RBB Kulturradio Tagesthema: Wie intelligent sollen unsere Geräte werden?

A few things were noteworthy to me.

  • Of course a short show like this (with two interview partners and call-in listeners) can only ever scratch the surface.
  • IoT in general and smart homes are areas both simultaneously so vague and concrete that everybody has an opinion and projects all kinds of hopes and fears. (Which is why I advocate breaking IoT discussions down into the most concrete areas—or arenas—possible.)
  • Lots of fears are of course proxies in which one particular technology or feature stand in for a larger personal or societal fear, like unemployment through automation, loss of control, or invasions of privacy.
  • Somewhat unexpectedly to me, Roombas featured prominently. The show’s host, at least one caller, and I all have a Roomba at home and it seems it’s one of the most relatable, most universally considered “useful” appliances in the connected home. That is, if you want to include a Roomba as part of the connected home suite – after all, most models aren’t connected to anything. However in conversations before, during, and after the show people mentioned the issues with the complexity of formerly extremely easy-to-use appliances like connected TVs or radios.

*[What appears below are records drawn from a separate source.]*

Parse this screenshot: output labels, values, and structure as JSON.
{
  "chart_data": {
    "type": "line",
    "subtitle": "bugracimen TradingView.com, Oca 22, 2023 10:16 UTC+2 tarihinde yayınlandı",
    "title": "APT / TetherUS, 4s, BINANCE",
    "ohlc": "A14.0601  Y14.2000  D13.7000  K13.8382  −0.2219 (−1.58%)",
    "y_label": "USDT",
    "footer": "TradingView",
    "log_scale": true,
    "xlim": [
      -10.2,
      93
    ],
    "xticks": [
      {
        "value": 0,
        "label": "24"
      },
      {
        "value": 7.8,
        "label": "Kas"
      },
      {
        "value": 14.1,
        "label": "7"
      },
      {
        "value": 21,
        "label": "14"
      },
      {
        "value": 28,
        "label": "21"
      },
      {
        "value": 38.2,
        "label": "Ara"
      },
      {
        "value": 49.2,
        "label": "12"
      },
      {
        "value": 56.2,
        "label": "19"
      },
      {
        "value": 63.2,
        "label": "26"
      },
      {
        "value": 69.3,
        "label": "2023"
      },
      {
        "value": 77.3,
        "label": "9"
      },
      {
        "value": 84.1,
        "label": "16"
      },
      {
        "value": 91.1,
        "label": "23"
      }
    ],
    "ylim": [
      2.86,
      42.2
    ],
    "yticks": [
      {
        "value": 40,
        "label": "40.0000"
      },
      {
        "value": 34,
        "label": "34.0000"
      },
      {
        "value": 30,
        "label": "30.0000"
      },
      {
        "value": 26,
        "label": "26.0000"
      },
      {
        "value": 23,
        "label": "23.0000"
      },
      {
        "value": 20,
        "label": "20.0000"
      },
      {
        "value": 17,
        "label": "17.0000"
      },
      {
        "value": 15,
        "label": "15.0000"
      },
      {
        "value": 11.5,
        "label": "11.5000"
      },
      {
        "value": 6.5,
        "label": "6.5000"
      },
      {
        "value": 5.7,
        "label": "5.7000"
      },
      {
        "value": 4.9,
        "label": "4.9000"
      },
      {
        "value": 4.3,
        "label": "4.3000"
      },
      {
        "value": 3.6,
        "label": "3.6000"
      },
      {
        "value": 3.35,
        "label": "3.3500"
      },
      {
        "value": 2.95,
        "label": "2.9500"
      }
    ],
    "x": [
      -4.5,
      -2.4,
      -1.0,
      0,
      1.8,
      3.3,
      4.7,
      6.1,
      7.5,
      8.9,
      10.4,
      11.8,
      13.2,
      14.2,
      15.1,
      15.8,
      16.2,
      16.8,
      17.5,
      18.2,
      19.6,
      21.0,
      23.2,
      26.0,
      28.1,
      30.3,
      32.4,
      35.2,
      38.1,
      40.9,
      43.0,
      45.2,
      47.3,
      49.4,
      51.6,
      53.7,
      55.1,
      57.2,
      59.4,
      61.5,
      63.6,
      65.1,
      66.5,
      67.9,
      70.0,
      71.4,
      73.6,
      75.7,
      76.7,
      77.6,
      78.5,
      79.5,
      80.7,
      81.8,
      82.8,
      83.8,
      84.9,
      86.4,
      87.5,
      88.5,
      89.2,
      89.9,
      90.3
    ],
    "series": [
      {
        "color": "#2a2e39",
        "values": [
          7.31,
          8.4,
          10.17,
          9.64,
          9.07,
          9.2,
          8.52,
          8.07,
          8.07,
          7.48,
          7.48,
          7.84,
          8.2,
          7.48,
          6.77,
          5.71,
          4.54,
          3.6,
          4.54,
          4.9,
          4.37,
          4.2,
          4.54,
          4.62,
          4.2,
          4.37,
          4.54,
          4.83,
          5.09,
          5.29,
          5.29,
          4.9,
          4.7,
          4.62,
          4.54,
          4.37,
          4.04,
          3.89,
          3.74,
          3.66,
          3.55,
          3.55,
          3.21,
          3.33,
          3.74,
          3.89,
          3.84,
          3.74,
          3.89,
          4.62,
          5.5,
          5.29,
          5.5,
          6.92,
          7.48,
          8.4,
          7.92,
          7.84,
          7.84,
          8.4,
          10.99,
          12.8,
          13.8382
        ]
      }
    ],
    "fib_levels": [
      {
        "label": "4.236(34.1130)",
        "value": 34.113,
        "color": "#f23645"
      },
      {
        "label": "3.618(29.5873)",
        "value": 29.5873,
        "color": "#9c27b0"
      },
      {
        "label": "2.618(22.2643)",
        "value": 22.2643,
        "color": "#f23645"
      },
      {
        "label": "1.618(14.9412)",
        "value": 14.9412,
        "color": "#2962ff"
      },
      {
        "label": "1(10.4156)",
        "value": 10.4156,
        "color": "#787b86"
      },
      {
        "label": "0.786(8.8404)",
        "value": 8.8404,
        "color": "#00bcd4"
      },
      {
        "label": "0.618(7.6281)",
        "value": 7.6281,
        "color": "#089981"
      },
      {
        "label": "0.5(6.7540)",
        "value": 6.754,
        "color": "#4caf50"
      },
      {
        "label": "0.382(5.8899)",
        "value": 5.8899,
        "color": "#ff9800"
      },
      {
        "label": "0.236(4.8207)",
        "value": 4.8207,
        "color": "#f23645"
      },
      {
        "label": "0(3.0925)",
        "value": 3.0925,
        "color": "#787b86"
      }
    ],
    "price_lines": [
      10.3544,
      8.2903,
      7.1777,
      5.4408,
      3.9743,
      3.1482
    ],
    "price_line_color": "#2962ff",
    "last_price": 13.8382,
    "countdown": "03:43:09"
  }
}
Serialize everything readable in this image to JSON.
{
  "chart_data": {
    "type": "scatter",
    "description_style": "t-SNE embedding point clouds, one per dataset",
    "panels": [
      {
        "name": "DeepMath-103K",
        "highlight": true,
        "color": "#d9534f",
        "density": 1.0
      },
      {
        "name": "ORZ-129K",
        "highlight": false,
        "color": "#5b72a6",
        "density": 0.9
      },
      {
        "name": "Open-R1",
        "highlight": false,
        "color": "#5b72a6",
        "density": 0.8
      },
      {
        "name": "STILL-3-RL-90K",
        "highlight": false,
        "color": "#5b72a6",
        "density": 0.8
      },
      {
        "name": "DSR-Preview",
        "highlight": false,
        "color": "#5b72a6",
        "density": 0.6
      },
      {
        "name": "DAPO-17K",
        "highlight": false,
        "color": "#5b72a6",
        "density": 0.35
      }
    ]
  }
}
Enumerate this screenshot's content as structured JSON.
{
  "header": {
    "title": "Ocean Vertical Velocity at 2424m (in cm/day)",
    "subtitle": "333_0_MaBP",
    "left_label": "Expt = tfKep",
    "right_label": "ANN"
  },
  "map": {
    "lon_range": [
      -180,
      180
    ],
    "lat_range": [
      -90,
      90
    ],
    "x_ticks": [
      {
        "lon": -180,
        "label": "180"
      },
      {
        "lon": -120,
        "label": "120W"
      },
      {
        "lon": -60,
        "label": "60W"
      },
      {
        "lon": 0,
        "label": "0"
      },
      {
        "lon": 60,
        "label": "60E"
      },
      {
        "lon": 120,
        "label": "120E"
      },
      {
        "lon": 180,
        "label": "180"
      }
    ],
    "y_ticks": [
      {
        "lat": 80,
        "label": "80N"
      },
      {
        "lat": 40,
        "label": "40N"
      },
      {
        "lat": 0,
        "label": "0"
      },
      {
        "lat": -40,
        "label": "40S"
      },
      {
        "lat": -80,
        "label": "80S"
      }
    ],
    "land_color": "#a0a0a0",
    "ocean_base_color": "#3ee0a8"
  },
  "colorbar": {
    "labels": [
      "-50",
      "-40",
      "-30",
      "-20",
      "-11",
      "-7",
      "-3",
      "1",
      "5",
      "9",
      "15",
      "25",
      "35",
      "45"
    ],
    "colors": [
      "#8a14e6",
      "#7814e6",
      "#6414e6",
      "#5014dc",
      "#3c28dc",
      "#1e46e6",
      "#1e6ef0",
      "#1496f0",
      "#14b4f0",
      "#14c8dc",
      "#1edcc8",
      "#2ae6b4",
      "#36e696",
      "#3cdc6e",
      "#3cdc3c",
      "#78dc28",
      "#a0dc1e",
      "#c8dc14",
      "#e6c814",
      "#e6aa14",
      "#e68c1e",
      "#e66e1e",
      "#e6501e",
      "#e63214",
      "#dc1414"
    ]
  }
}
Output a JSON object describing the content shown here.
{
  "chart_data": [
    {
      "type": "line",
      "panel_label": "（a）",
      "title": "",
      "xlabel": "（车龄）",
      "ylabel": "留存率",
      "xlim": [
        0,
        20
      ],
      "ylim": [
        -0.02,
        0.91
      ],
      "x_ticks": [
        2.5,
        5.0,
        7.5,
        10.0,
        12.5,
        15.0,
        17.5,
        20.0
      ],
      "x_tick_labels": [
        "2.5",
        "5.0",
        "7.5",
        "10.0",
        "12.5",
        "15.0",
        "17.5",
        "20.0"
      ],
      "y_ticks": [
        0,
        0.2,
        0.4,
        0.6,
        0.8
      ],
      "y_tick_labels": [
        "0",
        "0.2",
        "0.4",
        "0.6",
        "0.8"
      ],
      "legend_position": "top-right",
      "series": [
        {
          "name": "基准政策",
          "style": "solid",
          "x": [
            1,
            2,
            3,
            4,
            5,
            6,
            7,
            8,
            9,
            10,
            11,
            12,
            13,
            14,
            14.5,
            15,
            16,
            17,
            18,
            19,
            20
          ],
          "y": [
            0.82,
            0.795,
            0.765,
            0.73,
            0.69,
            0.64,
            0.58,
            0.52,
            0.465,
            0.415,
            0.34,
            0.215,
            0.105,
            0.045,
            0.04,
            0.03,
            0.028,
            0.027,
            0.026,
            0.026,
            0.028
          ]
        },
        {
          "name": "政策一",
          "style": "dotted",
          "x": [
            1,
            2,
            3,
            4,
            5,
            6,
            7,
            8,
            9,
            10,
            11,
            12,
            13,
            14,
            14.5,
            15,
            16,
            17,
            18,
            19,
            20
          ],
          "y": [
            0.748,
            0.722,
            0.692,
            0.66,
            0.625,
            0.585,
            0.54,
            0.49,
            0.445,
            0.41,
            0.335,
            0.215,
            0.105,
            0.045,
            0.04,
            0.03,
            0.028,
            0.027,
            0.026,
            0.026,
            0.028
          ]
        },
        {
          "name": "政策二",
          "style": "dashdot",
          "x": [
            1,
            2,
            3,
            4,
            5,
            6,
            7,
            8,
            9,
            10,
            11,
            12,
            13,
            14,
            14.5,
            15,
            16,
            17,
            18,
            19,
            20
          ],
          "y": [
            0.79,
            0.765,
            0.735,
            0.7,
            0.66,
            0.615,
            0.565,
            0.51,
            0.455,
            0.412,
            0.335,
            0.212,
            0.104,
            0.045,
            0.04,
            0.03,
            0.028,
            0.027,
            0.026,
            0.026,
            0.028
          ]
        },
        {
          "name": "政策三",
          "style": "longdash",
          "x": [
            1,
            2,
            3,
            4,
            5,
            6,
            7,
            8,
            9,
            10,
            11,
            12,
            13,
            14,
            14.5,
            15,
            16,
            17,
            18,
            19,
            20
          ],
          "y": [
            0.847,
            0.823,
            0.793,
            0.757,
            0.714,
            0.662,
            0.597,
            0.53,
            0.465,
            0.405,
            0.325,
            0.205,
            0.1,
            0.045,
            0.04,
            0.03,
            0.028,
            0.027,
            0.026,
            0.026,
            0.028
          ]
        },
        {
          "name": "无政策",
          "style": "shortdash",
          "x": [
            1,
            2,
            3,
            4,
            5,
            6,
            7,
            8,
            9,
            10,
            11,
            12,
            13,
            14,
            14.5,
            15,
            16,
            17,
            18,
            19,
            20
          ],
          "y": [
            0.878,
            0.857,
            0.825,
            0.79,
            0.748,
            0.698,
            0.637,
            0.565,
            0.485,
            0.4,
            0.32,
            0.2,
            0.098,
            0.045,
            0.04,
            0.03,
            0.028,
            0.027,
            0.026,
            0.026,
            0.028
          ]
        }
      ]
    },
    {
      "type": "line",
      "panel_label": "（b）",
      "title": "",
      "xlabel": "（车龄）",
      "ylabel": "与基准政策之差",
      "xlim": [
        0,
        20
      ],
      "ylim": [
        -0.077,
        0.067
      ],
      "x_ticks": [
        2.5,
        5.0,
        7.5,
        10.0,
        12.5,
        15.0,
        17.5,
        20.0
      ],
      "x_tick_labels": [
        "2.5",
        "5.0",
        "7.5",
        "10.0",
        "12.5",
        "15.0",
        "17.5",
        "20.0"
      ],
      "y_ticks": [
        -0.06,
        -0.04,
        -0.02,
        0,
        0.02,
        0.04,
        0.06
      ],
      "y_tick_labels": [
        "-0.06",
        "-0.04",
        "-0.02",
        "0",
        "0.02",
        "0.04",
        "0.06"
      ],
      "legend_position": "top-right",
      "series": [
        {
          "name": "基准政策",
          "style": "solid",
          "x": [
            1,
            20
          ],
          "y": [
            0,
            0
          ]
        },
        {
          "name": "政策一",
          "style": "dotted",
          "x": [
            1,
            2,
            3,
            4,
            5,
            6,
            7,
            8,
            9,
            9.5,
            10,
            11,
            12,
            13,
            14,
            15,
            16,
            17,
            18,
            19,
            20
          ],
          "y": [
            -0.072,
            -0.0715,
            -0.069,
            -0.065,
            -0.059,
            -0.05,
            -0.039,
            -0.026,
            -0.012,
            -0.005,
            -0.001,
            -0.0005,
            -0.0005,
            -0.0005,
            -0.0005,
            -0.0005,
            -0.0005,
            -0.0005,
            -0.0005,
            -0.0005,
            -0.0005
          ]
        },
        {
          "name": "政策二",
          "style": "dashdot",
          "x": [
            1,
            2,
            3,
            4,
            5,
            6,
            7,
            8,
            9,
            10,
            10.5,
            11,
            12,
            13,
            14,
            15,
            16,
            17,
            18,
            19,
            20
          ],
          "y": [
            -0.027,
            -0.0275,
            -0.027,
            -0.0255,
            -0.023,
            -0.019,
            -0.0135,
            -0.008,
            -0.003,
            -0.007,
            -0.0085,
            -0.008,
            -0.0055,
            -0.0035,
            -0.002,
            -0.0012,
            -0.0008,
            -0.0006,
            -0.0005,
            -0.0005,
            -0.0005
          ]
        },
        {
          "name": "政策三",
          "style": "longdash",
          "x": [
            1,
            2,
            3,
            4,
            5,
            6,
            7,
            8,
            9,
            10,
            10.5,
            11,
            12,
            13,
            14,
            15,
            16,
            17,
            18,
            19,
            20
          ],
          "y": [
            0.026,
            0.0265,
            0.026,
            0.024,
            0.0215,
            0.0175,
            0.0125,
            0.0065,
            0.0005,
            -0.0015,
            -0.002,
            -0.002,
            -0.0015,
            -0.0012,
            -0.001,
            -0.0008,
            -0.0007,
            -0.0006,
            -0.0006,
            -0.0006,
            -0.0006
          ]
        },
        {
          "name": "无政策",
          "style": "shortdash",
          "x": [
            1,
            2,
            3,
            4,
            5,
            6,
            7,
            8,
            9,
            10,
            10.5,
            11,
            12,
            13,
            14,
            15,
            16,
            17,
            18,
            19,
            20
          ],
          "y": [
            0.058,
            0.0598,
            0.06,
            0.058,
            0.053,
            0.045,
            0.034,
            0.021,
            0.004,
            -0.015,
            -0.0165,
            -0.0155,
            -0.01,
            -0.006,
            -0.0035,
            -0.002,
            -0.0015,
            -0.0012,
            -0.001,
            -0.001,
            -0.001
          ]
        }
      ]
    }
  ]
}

This show is as consumer-oriented a show as there could be rather, so listeners are unlikely to be involved in shaping IoT as practitioners. So we didn’t get to talk much about ethical or responsible IoT as much as I’d hoped to. But it’s also very clear that the topics we’ve been tackling with ThingsCon are arriving in the most mainstream circles, and that there’s a lot of work to do.

Users/consumers/citizens don’t really trust connected systems, and maybe they shouldn’t. Or rather, they shouldn’t unless they know these systems have been designed deliberately to be responsible, ethical, and built for humans. Which is exactly what the ThingsCon community works towards.

During the interview I also mentioned labels or trust marks for connected products/services/systems. A consumer-readable, simple labeling systems to allow for better informed decisions is, in my mind, essential going forward. I’ll certainly try to poke at this and see if we can make something happen, one way or another. I think this won’t be easy, but is far from impossible given the right partners—and I’m confident we can find them.